In der Kunstgeschichte werden viele berühmte Künstlerinnen erwähnt. Dennoch sind erheblich mehr Männer durch ihr künstlerisches Schaffen bekannt geworden. Liegt es am jahrhundertealten Rollenbild, demzufolge die Aufgaben einer Frau am Herd, im Haus und bei der Erziehung der Kinder liegen? Sind Frauen weniger qualifiziert? Oder gar durch die „weiblichen Kunstgrenzen“ behindert, wie es im späten 19. Jahrhundert von männlichen Kunsttheoretikern proklamiert wurde?

Und sind Künstlerinnen, wie Kunstkritiker ehemals argwöhnten, vom Verlust der „zarten Empfindung“, des „weichen Gefühls“ und der „Herzensreinheit“ bedroht, ja mehr noch: einem Materialismus verfallen, der die Individualität der Frauen zerstört? Die Frauenrechtlerin, Medizinerin und Juristin Johanna Elberskirchen (1864–1943) hat bereits 1888 eine bissige Antwort auf diese verwegenen, aber seinerzeit weit verbreiteten Ansichten gegeben.

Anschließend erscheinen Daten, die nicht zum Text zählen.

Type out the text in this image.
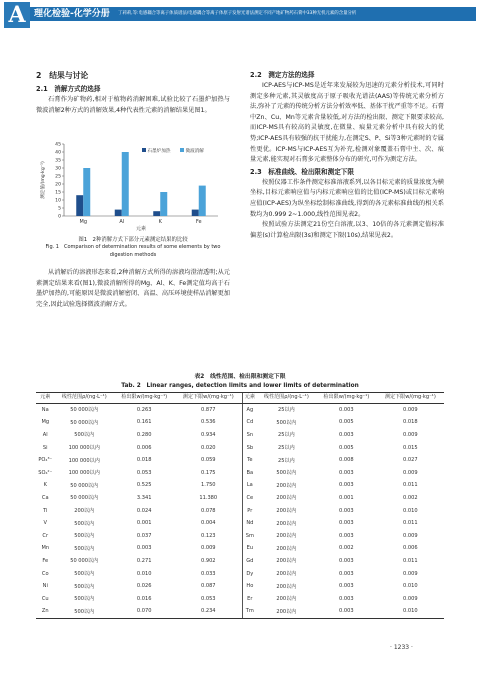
A 理化检验-化学分册 丁莉莉,等:电感耦合等离子体质谱法/电感耦合等离子体原子发射光谱法测定不同产地矿物药石膏中33种无机元素的含量分析
2　结果与讨论
2.1　消解方式的选择

石膏作为矿物药,相对于植物药消解困难,试验比较了石墨炉加热与微波消解2种方式的消解效果,4种代表性元素的消解结果见图1。

0
5
10
15
20
25
30
35
40
45
Mg	Al	K	Fe
元素
测定值/(mg·kg⁻¹)
石墨炉加热	微波消解
图1　2种消解方式下部分元素测定结果的比较
Fig. 1　Comparison of determination results of some elements by two digestion methods

从消解后的溶液形态来看,2种消解方式所得的溶液均澄清透明;从元素测定结果来看(图1),微波消解所得的Mg、Al、K、Fe测定值均高于石墨炉加热的,可能原因是微波消解密闭、高温、高压环境使样品消解更加完全,因此试验选择微波消解方式。

2.2　测定方法的选择

ICP-AES与ICP-MS是近年来发展较为迅速的元素分析技术,可同时测定多种元素,其灵敏度高于原子吸收光谱法(AAS)等传统元素分析方法,弥补了元素的传统分析方法分析效率低、基体干扰严重等不足。石膏中Zn、Cu、Mn等元素含量较低,对方法的检出限、测定下限要求较高,而ICP-MS具有较高的灵敏度,在微量、痕量元素分析中具有较大的优势;ICP-AES具有较强的抗干扰能力,在测定S、P、Si等3种元素时的专属性更优。ICP-MS与ICP-AES互为补充,检测对象覆盖石膏中主、次、痕量元素,能实现对石膏多元素整体分布的研究,可作为测定方法。

2.3　标准曲线、检出限和测定下限

按照仪器工作条件测定标准溶液系列,以各目标元素的质量浓度为横坐标,目标元素响应值与内标元素响应值的比值(ICP-MS)或目标元素响应值(ICP-AES)为纵坐标绘制标准曲线,得到的各元素标准曲线的相关系数均为0.999 2~1.000,线性范围见表2。

按照试验方法测定21份空白溶液,以3、10倍的各元素测定值标准偏差(s)计算检出限(3s)和测定下限(10s),结果见表2。

表2　线性范围、检出限和测定下限
Tab. 2　Linear ranges, detection limits and lower limits of determination
元素	线性范围ρ/(ng·L⁻¹)	检出限w/(mg·kg⁻¹)	测定下限w/(mg·kg⁻¹)	元素	线性范围ρ/(ng·L⁻¹)	检出限w/(mg·kg⁻¹)	测定下限w/(mg·kg⁻¹)
Na	50 000以内	0.263	0.877	Ag	25以内	0.003	0.009
Mg	50 000以内	0.161	0.536	Cd	500以内	0.005	0.018
Al	500以内	0.280	0.934	Sn	25以内	0.003	0.009
Si	100 000以内	0.006	0.020	Sb	25以内	0.005	0.015
PO₄³⁻	100 000以内	0.018	0.059	Te	25以内	0.008	0.027
SO₄²⁻	100 000以内	0.053	0.175	Ba	500以内	0.003	0.009
K	50 000以内	0.525	1.750	La	200以内	0.003	0.011
Ca	50 000以内	3.341	11.380	Ce	200以内	0.001	0.002
Ti	200以内	0.024	0.078	Pr	200以内	0.003	0.010
V	500以内	0.001	0.004	Nd	200以内	0.003	0.011
Cr	500以内	0.037	0.123	Sm	200以内	0.003	0.009
Mn	500以内	0.003	0.009	Eu	200以内	0.002	0.006
Fe	50 000以内	0.271	0.902	Gd	200以内	0.003	0.011
Co	500以内	0.010	0.033	Dy	200以内	0.003	0.009
Ni	500以内	0.026	0.087	Ho	200以内	0.003	0.010
Cu	500以内	0.016	0.053	Er	200以内	0.003	0.009
Zn	500以内	0.070	0.234	Tm	200以内	0.003	0.010
· 1233 ·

Stellvertretend für alle anderen kunstschaffenden Frauen seien hier nun 20 berühmte Künstlerinnen aus verschiedenen Kunstrichtungen vorgestellt, die mittels ihrer Werke ihre je eigenen Antworten auf männliche Vorurteile und Dominanzbestrebungen gaben und geben.

Berühmte Malerinnen

Ebenso wie ihre schreibenden Schwestern (informieren Sie sich bei Interesse gern in unserem Beitrag „Fünf berühmte Schriftstellerinnen, deren Werke Sie unbedingt lesen sollten“) hatten es auch Malerinnen in der Vergangenheit nicht leicht. Erst mit der modernen Malerei des 20. Jahrhunderts gab es zunehmend mehr berühmte Malerinnen, die von ihrer Arbeit leben konnten. Künstlerinnen sind in der Malerei zwar immer noch unterrepräsentiert, haben aber ihren festen Platz in der zeitgenössischen Kunstszene. Wir widmen uns ihren Wegbereiterinnen.

Möchten Sie sich bekannte Künstlerinnen „nach Hause holen“? Nachdrucke berühmter Werke finden Sie in einem Online-Kunsthaus. Dort zahlen Sie – wenig verwunderlich – weit weniger als bei einer Kunst-Versteigerung, bei der häufig auch für die Werke berühmter Malerinnen Millionenbeträge geboten werden.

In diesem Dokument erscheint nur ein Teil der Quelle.